Finding Disease-Modifying Therapies in LGS
Research Conference Outcomes:
In September 2021, over 250 researchers and family members from 7 different countries joined the LGS Foundation for a 2-day discussion focused on finding LGS Disease-Modifying Therapies.
“This meeting was critical! It not only brought the research and family communities together but it has helped guide the LGS Foundation’s support and research funding strategy MOVING FORWARD.” – Tracy Dixon-Salazar, PhD
Eric Marsh, MD, Ph.D. – Children’s Hospital of Philadelphia
Heather Mefford, MD, Ph.D. – St. Jude Children’s Hospital
Ann Poduri, MD, MPH – Boston Children’s Hosptial
Brenda Porter, MD, Ph.D. – Stanford University
Vicky Whittemore, Ph.D. – National Institutes of Health
Family Day Outcomes:
Over 80 family members from 3 countries attended this virtual discussion about finding disease-modifying therapies in LGS.

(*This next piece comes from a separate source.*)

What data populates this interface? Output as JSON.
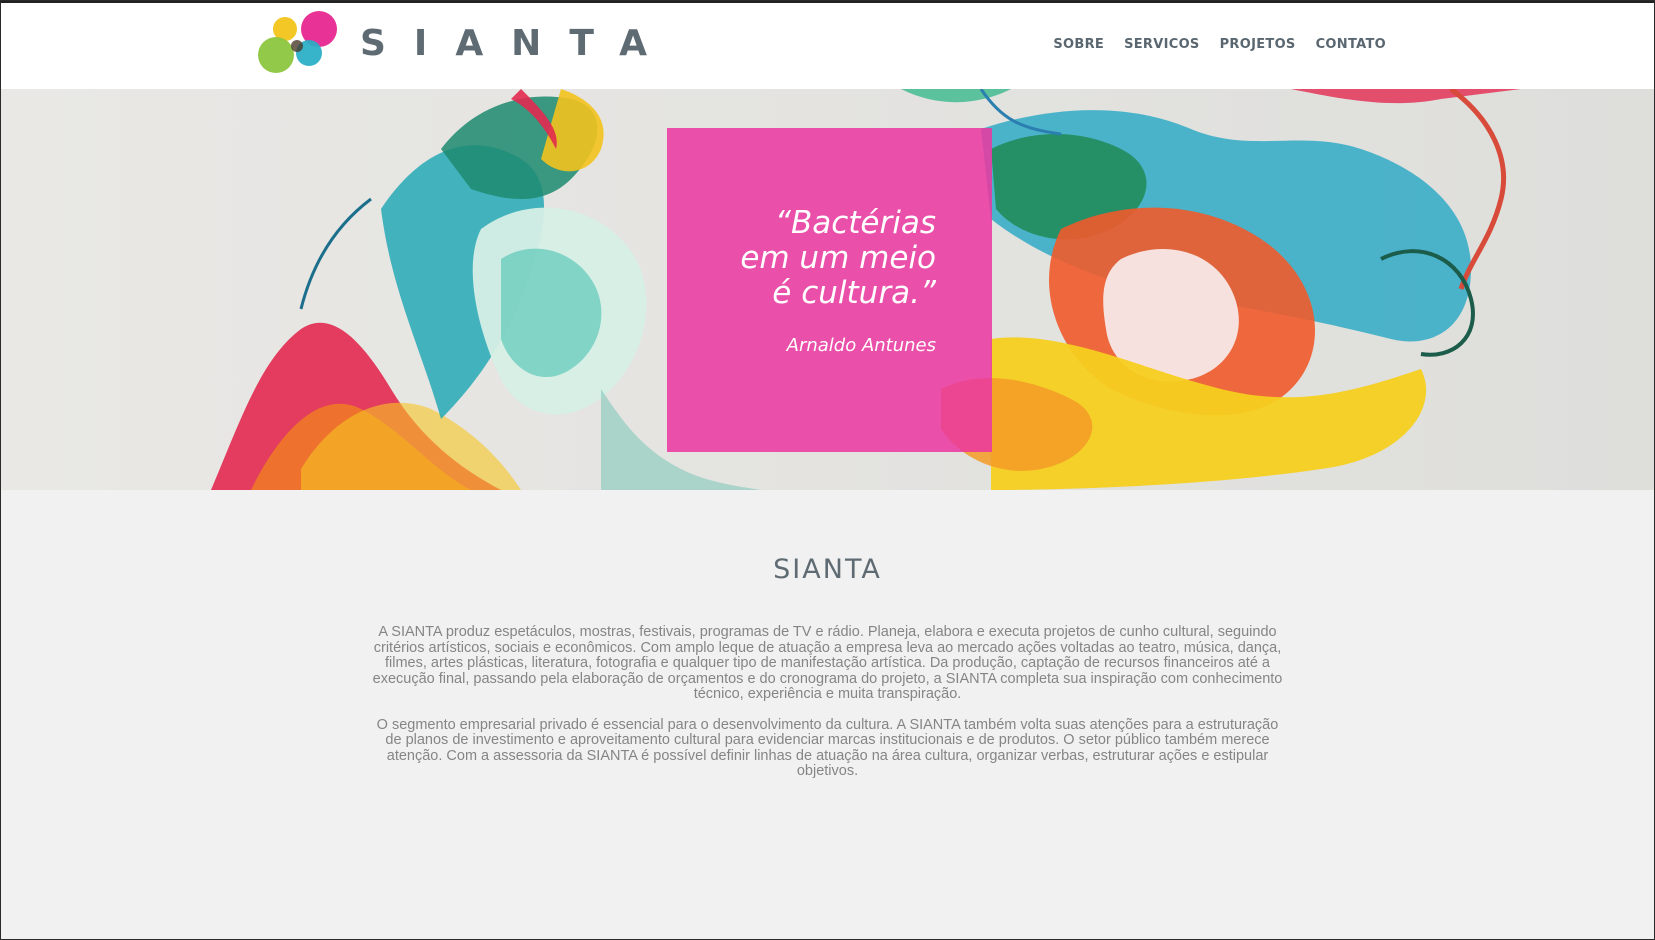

“We appreciate the opportunity to learn more about LGS therapies and research today and to share our family’s voice!” -Mom of an adult daughter with LGS
Tracy Dixon-Salazar, PhD – Mom of an adult Daughter with LGS
Kathy Leavens – Mom of a Son with LGS who passed away from SUDEP
Natalie Gilmore – Mom of a teenage Daughter with LGS
Karen Groff – Mom of an adult Son with LGS
Kayleigh Keen – Mom of a pre-teen Son with LGS
Jennifer Griffin – Mom of a teenage Son with LGS
- LGS Families are living in constant crisis and most with LGS require help with every aspect of their daily lives. We need a transformative treatment!

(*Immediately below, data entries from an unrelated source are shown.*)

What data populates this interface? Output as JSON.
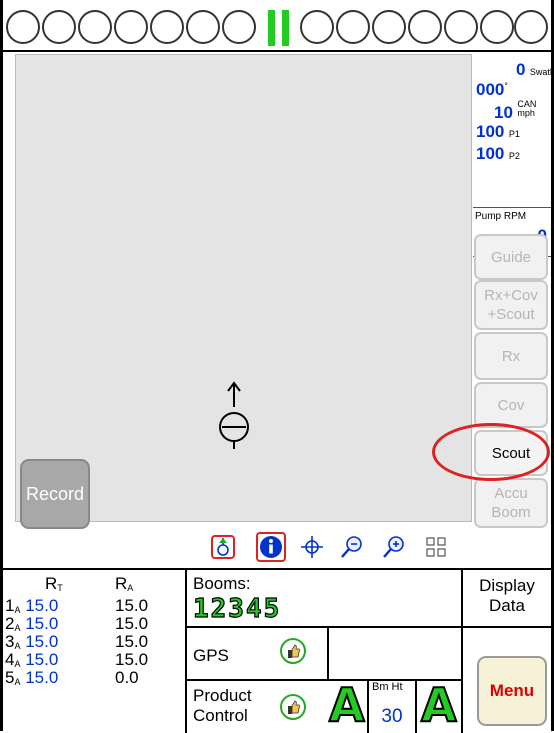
{
  "boom_circles": {
    "left_count": 7,
    "right_count": 7,
    "indicator_color": "#22cc22"
  },
  "status": {
    "swath_value": "0",
    "swath_unit": "Swath",
    "heading_value": "000",
    "heading_unit": "°",
    "speed_value": "10",
    "speed_unit_1": "CAN",
    "speed_unit_2": "mph",
    "p1_value": "100",
    "p1_unit": "P1",
    "p2_value": "100",
    "p2_unit": "P2",
    "pump_label": "Pump RPM",
    "pump_value": "0"
  },
  "buttons": {
    "guide": "Guide",
    "rx_cov_scout_1": "Rx+Cov",
    "rx_cov_scout_2": "+Scout",
    "rx": "Rx",
    "cov": "Cov",
    "scout": "Scout",
    "accu_1": "Accu",
    "accu_2": "Boom",
    "record": "Record",
    "menu": "Menu"
  },
  "rates": {
    "header_rt": "R",
    "header_rt_sub": "T",
    "header_ra": "R",
    "header_ra_sub": "A",
    "rows": [
      {
        "num": "1",
        "sub": "A",
        "rt": "15.0",
        "ra": "15.0"
      },
      {
        "num": "2",
        "sub": "A",
        "rt": "15.0",
        "ra": "15.0"
      },
      {
        "num": "3",
        "sub": "A",
        "rt": "15.0",
        "ra": "15.0"
      },
      {
        "num": "4",
        "sub": "A",
        "rt": "15.0",
        "ra": "15.0"
      },
      {
        "num": "5",
        "sub": "A",
        "rt": "15.0",
        "ra": "0.0"
      }
    ]
  },
  "booms": {
    "label": "Booms:",
    "numbers": "12345"
  },
  "display_data": {
    "line1": "Display",
    "line2": "Data"
  },
  "gps": {
    "label": "GPS"
  },
  "product_control": {
    "line1": "Product",
    "line2": "Control"
  },
  "boom_height": {
    "label": "Bm Ht",
    "value": "30"
  },
  "auto_letter": "A",
  "colors": {
    "accent_blue": "#0033cc",
    "green": "#22cc22",
    "menu_red": "#dd0000",
    "highlight_ring": "#dd2222"
  }
}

- Patient families compare current LGS treatment to throwing darts at a dartboard, but we are not learning from the dart patterns. Learning from every patient is crucial for understanding how to treat LGS today.

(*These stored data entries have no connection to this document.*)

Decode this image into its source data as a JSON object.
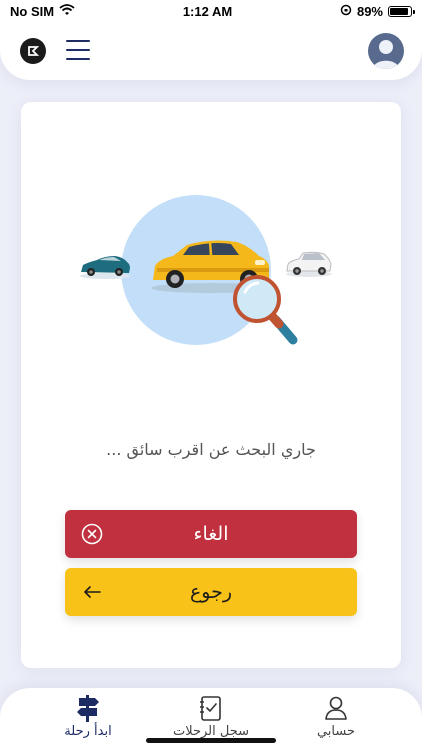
{
  "status_bar": {
    "carrier": "No SIM",
    "time": "1:12 AM",
    "battery_percent": "89%",
    "battery_level": 0.89,
    "icons": [
      "wifi-icon",
      "orientation-lock-icon",
      "battery-icon"
    ]
  },
  "header": {
    "logo_icon": "app-logo-icon",
    "menu_icon": "hamburger-menu-icon",
    "avatar_icon": "user-avatar-icon"
  },
  "search": {
    "status_text": "جاري البحث عن اقرب سائق ...",
    "illustration": "car-search-illustration"
  },
  "actions": {
    "cancel_label": "الغاء",
    "cancel_icon": "close-circle-icon",
    "back_label": "رجوع",
    "back_icon": "arrow-left-icon"
  },
  "bottom_nav": {
    "items": [
      {
        "label": "ابدأ رحلة",
        "icon": "signpost-icon",
        "active": true
      },
      {
        "label": "سجل الرحلات",
        "icon": "clipboard-icon",
        "active": false
      },
      {
        "label": "حسابي",
        "icon": "user-icon",
        "active": false
      }
    ]
  },
  "colors": {
    "cancel": "#c0303e",
    "back": "#f8c218",
    "primary": "#1e2c64",
    "background": "#eceef8"
  }
}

- There is an underlying, unifying LGS epileptic network which is an anatomical structure made of groups of cells, channels, and molecules. We need to understand and treat the LGS network.
- We’ve been treating LGS the same way for 30+ years. We treat seizures and hope for the best. We need to change this! We need to treat the whole syndrome, not just one symptom.
This meeting is supported by the Chan Zuckerberg Initiative (CZI) as part of the Rare As One project.